Repare, eu nunca vivi acima das minhas possibilidades, nem um bocadinho. Sempre olhei de lado para tudo que fosse crédito, especialmente o fácil. Sempre acreditei, mesmo quando tudo à minha volta me dizia que a minha atitude era de um tótó, que era preferível amealhar lentamente e, no fim, comprar, se pudesse. Etc, etc, para não tornar isto longo.
E por isso, dá-me um bocado de volta ao estômago quando ouço alguém generalizar e, por arrasto, incluir-me no grupo dos gastadores.
Não é por eu ter gasto acima das minhas possibilidades que agora tenho que apertar o cinto, garanto-lhe. Alguém "viveu" de facto acima das possibilidades, esbanjou dinheiro, entregou valor que era de todos a interesses no mínimo suspeitos, entre outras coisas.

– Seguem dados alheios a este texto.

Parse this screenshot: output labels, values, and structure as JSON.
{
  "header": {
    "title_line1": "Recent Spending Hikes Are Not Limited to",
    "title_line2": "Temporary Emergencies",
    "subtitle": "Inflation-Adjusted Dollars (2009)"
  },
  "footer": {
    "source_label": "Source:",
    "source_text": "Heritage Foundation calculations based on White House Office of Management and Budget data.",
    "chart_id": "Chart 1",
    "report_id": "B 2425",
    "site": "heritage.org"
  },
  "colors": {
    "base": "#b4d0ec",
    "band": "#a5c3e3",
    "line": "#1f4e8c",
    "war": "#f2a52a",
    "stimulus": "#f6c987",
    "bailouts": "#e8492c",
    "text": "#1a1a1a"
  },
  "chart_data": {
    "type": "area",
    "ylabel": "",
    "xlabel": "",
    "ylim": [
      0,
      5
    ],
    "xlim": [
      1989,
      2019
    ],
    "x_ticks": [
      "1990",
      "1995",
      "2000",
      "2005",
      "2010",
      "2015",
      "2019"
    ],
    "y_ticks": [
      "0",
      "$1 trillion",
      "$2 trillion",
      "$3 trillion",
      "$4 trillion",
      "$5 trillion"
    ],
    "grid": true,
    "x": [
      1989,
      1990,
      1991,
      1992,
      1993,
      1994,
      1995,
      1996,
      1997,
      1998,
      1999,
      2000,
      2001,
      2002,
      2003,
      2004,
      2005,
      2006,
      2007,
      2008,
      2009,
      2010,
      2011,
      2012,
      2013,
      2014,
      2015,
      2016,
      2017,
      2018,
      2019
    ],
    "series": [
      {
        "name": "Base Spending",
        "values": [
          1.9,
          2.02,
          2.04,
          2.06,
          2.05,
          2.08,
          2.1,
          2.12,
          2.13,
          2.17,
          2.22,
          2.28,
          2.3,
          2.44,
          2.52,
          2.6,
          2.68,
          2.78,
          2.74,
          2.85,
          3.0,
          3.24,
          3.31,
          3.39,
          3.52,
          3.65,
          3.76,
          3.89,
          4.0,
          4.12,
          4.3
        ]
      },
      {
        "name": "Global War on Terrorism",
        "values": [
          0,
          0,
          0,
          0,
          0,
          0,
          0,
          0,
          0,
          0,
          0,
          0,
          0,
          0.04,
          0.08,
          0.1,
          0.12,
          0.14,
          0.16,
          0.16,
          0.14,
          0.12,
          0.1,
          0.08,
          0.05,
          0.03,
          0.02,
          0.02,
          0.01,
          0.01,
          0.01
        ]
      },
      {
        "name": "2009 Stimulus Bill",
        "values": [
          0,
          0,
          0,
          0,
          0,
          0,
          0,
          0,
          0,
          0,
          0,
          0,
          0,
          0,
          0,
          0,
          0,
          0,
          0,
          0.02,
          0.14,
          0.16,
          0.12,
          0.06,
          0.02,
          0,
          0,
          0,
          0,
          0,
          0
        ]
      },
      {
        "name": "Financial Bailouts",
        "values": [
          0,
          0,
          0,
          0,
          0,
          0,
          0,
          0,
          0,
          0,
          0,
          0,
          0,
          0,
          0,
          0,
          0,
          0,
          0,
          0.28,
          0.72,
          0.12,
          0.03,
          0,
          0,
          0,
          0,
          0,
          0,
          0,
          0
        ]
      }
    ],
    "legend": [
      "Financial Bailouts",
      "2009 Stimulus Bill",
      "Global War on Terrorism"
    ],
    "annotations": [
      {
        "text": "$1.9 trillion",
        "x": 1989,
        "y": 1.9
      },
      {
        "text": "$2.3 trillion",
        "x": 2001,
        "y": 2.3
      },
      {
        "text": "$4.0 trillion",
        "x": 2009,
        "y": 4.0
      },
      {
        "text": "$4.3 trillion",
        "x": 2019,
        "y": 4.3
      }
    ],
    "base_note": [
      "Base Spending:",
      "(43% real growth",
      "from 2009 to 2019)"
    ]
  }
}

Mas esta pessoalização da coisa, estas referências a comer menos bife, a racionar a água de lavar dentes ... isto soa-me, se calhar erradamente, admito, a querer distribuir as causas igualmente por todos. Todos pecadores, por isso agora todos temos que penar. Os descalabros gigantes tipo BPN a sorver milhões, os responsáveis basicamente incólumes, e eu é que sou culpado porque como muito bife e gasto muita água. Desculpem-me, mas isto comigo não passa.
Mas continuo, dentro das minhas parcas possibilidades, a contribuir para o Banco Alimentar.
Assim se prova que uma coisa é o que passa nas TV, nas rádios, nos jornais. Outra, felizmente bem diferente, é a que passa pela cabeça e pelo coração das pessoas.
Caro Zuricher, é isso mesmo, tratou-se de aproveitar um caso muito ilustrativo.
Caro Tonibler, aqui como em muitos outros casos, as torrentes mediáticas que explodem de um momento para o outro são muito mais ditadas pela sanha de destruir quem teve algum lustro e fez obra do que em corrigir erros ou ajudar a que se melhore.Acontece que, no caso concreto do BA, as pessoas já têm um juízo sólido sobre ele e conseguem activar o "filtro". Em muitos outros casos isso não acontece, e o dano não é menor.
Caro Rui Fonseca, não sei, mas, fora destas campanhas abertas "ao público" durante o resto do tempo são as empresas que alimentam a ideia, enviando os produtos que se distribuem regularmente e que são muito mais do que os que nos pedem nestes fins de semana, como legumes, frescos, carne, peixe,etc.
Caro AF, não está em causa concordar ou não com o que foi dito, ou rever-se ou não no que foi dito, o que dá que pensar é que, apenas por causa disso,se tenham agregado tantas energias para criticar e até pôr em causa a continuidade da acção de IJ. Mesmo não concordando de todo, seria assim tão importante, comparado com o gigantismo do que está feito e comprovado? Não seria mais razoável ter minimizado,ter antes salientado o valor e o mérito, em vez de nos fixarmos no pretexto para criticar? Entre nós o que se exige a quem já provou é que não falhe, nem pouco nem muito, que seja irrepreensível,no pensamento, na palavra e na acção, na imagem e no terreno,ao contrário da imensa tolerância que temos para com os idiotas, os presunçosos e os que nunca se comprometem com uma obra em concreto.
Felizmente, caro Zé Mário, neste caso foi possível fazer essa distinção.
Parabéns também à articulista. Subscrevo na íntegra.
Cara Suzana,
Associo-me, calorosamente, à expressão de apreço do seu Post para com o BA e sua Mentora! Mais um caso - e este bem eloquente - da distinção entre o País que (só)fala e o País que faz!